Bakken situation. Olmstead pointed out that high-grading was already underway in the Bakken shale of North Dakota, when oil prices fell. “EOG had largely exited the Parshall [field of North Dakota] and was turning the asset into a cash-generator, funding activities in the Eagle Ford and Permian,” pointed out Olmstead. “The primary high-grading in the Bakken was to terminate activity in the lower-productivity Periphery sub-play. This has led to a modest increase in the play’s average productivity, but given the maturity and well control in the play, operational efficiencies were mostly already captured.”

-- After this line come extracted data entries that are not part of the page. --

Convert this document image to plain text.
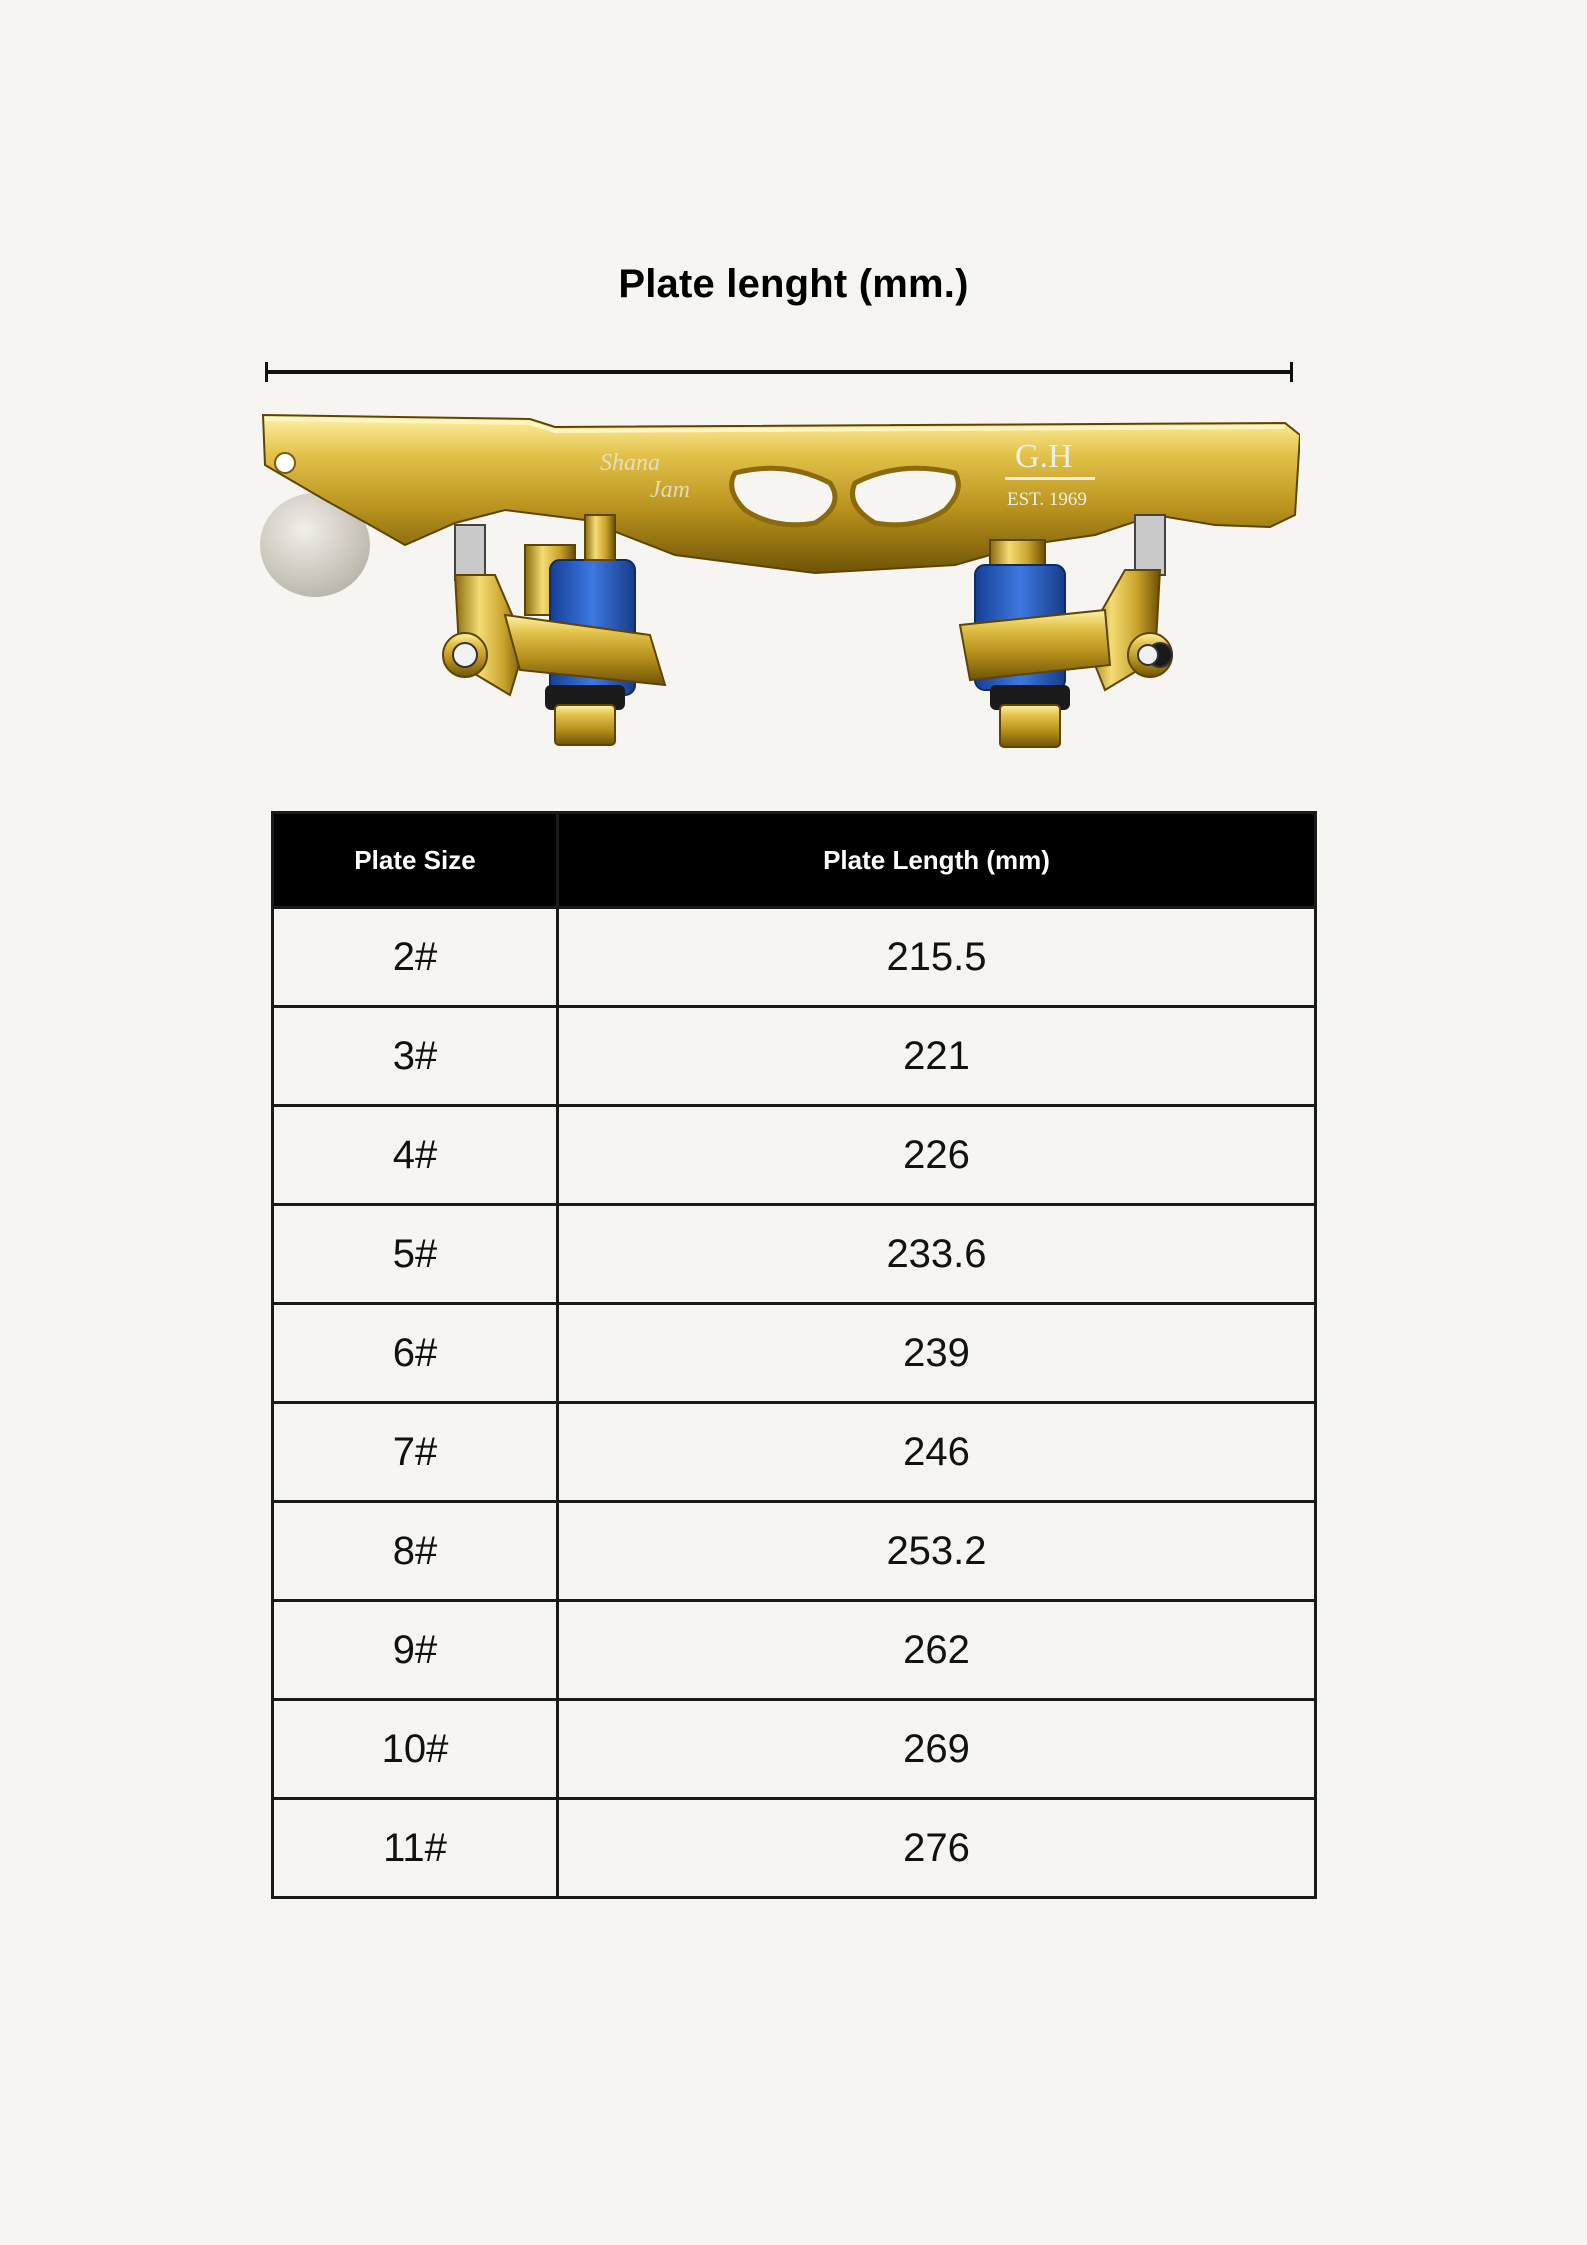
Plate lenght (mm.)
Shana
Jam
G.H
EST. 1969
Plate Size	Plate Length (mm)
2#	215.5
3#	221
4#	226
5#	233.6
6#	239
7#	246
8#	253.2
9#	262
10#	269
11#	276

Eagle Ford improvement. Given its point in development, the Eagle Ford shale of South Texas has seen the greatest productivity increases from high-grading, going from 100 boed per 1,000 lateral feet, to nearly 150 boed per 1,000 lateral feet. “Unlike the Bakken, the variation between subplays is relatively high,” said Olmstead, “perhaps causing concern of productivity degradation, as rigs return to activity in less-prolific regions of the play.”

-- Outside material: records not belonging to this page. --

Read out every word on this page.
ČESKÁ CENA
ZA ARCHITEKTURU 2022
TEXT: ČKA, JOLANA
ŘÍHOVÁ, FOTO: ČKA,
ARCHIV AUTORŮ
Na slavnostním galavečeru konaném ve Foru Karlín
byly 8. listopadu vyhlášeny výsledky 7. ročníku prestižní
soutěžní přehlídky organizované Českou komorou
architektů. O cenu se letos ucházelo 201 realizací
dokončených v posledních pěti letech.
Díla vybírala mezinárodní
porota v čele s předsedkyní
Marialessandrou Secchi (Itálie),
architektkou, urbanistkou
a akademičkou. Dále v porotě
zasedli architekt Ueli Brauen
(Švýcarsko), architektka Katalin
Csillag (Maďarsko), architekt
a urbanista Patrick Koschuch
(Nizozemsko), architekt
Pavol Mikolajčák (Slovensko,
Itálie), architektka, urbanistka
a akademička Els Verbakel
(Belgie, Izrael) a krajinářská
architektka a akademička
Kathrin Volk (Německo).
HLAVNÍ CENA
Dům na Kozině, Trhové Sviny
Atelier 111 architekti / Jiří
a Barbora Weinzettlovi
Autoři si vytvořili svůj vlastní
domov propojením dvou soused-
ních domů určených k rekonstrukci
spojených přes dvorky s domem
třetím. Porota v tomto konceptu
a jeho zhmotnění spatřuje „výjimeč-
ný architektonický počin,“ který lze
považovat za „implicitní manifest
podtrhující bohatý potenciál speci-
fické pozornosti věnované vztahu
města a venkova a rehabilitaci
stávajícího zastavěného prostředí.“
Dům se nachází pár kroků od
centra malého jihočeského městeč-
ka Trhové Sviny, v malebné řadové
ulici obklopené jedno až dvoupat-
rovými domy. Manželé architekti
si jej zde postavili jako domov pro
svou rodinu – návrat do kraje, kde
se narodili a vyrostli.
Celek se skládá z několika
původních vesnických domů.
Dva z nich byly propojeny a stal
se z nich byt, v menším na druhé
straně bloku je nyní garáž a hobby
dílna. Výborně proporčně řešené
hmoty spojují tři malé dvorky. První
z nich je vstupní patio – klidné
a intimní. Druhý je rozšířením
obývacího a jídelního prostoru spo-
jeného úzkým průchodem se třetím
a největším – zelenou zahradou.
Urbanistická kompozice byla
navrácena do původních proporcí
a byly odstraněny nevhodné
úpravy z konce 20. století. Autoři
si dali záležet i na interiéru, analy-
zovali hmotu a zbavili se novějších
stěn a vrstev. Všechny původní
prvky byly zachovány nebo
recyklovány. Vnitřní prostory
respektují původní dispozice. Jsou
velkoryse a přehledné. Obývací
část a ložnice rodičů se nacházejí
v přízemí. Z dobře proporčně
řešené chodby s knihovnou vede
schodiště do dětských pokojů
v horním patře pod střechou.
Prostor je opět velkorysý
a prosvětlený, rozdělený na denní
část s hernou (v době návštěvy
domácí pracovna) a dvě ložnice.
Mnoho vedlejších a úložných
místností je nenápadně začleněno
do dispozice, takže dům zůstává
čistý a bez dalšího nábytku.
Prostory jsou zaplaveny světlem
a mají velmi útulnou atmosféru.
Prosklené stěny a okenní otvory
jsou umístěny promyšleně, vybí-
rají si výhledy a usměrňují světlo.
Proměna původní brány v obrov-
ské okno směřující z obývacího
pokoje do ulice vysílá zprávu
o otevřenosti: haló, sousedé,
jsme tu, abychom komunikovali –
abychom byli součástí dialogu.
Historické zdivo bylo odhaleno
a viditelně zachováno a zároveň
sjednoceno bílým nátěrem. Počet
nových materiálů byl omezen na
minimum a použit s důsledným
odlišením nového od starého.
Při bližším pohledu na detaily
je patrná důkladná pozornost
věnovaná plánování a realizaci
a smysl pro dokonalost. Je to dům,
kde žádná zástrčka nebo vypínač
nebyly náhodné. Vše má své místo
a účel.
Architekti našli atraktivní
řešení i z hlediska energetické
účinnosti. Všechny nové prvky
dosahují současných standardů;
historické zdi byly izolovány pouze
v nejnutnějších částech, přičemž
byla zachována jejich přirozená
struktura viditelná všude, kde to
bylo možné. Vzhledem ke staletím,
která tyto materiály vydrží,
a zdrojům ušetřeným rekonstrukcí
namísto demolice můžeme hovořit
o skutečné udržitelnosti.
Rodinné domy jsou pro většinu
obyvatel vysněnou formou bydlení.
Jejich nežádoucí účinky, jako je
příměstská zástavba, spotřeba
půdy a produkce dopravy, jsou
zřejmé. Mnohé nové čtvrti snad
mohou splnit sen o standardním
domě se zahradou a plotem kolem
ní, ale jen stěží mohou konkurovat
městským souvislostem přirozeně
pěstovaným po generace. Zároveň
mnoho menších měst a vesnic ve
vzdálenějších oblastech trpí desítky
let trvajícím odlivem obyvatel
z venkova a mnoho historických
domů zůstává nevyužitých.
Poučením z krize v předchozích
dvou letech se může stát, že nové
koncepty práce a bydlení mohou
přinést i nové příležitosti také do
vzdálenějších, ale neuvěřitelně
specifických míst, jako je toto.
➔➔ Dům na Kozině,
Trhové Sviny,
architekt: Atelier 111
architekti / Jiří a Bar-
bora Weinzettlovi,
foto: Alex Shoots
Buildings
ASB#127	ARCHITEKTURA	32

Performance in the Permian. To no one’s great surprise, the Bone Spring play in the Permian basin’s Delaware formation has shown the highest average productivity of any set of North American unconventional reservoirs. “However, due to lack of correlation between geography and geology (the play’s productivity is more governed by the producing zone), high-grading by sub-play has not shown any result,” said Olmstead. “Bench productivity has improved slightly since mid-2014, but given the mix of bench and location, overall play productivity has not shown more production per foot of wellbore.

Meanwhile, in the Wolfcamp Midland formation of the Permian, perhaps the greatest improvement in overall play productivity has occurred, driven primarily by operator migration. “As the play has been successfully delineated, operators have curtailed activity in the Southern Midland, while operators in the northwest have increased rigs and drilling activity,” explained Olmstead. “The Northern Midland sub-play also has shown a productivity increase, further increasing the play’s average.”

Proppant gains. In a move pioneered by EOG during 2014, proppant intensities (measured by lbs of sand per lateral ft) have been increasing across most major oil plays, said the analyst. “Through much of 2015 and early 2016, operators were pushing the limits of proppant loading and seeing a corresponding increase in productivity. However, the most recent data have given indications that this may be plateauing.”

Yet, per-ft productivity has increased across the major plays, driven primarily by high-grading and proppant loading. “As activity returns, productivity may be pushed down, though it is likely to remain relatively flat, as operational improvements provide some support to counterbalance the impact,” continued Olmstead. He noted that after settling on a steady-state of well design in the Eagle Ford and Bakken, lateral lengths have seen increases of up to 5% since 2014. “Bakken operators are somewhat limited in their ability to drill laterals longer than 2 mi,” he explained, “but Eagle Ford operators are continuing to push the bounds. Permian wells have seen faster adoption of longer laterals, with many operators continuing to push further.”

Outlook for the next 18 months. In terms of where the break-even prices go, from this point forward, Olmstead said that some gains will remain (structural), while some will be eroded, due to changes in the industry (cyclical). “In the next 18 to 24 months, the impact of these factors will net out to a reduction of $24.90/bbl. Service sector cost reductions will drop to a 30% share ($9.00) of the break-even impact, with high-grading accounting for 20% ($6.00), in-field learnings constituting 6% ($1.80), and operational changes representing 19% ($5.70/bbl).”

Olmstead also has some thoughts on oil prices, themselves, and rig counts. “Generally speaking, we think the market will approach the high $50s/bbl in early 2018, with $60 more likely in second-half 2018,” he offered. “We’re still working through the details, but generally speaking, this is the feeling around the office. We also are expecting to exit 2017 just above 620 rigs in the U.S., and will average close to 650 in first-quarter 2018. There will be a moderate increase [in rig count] through 2018.”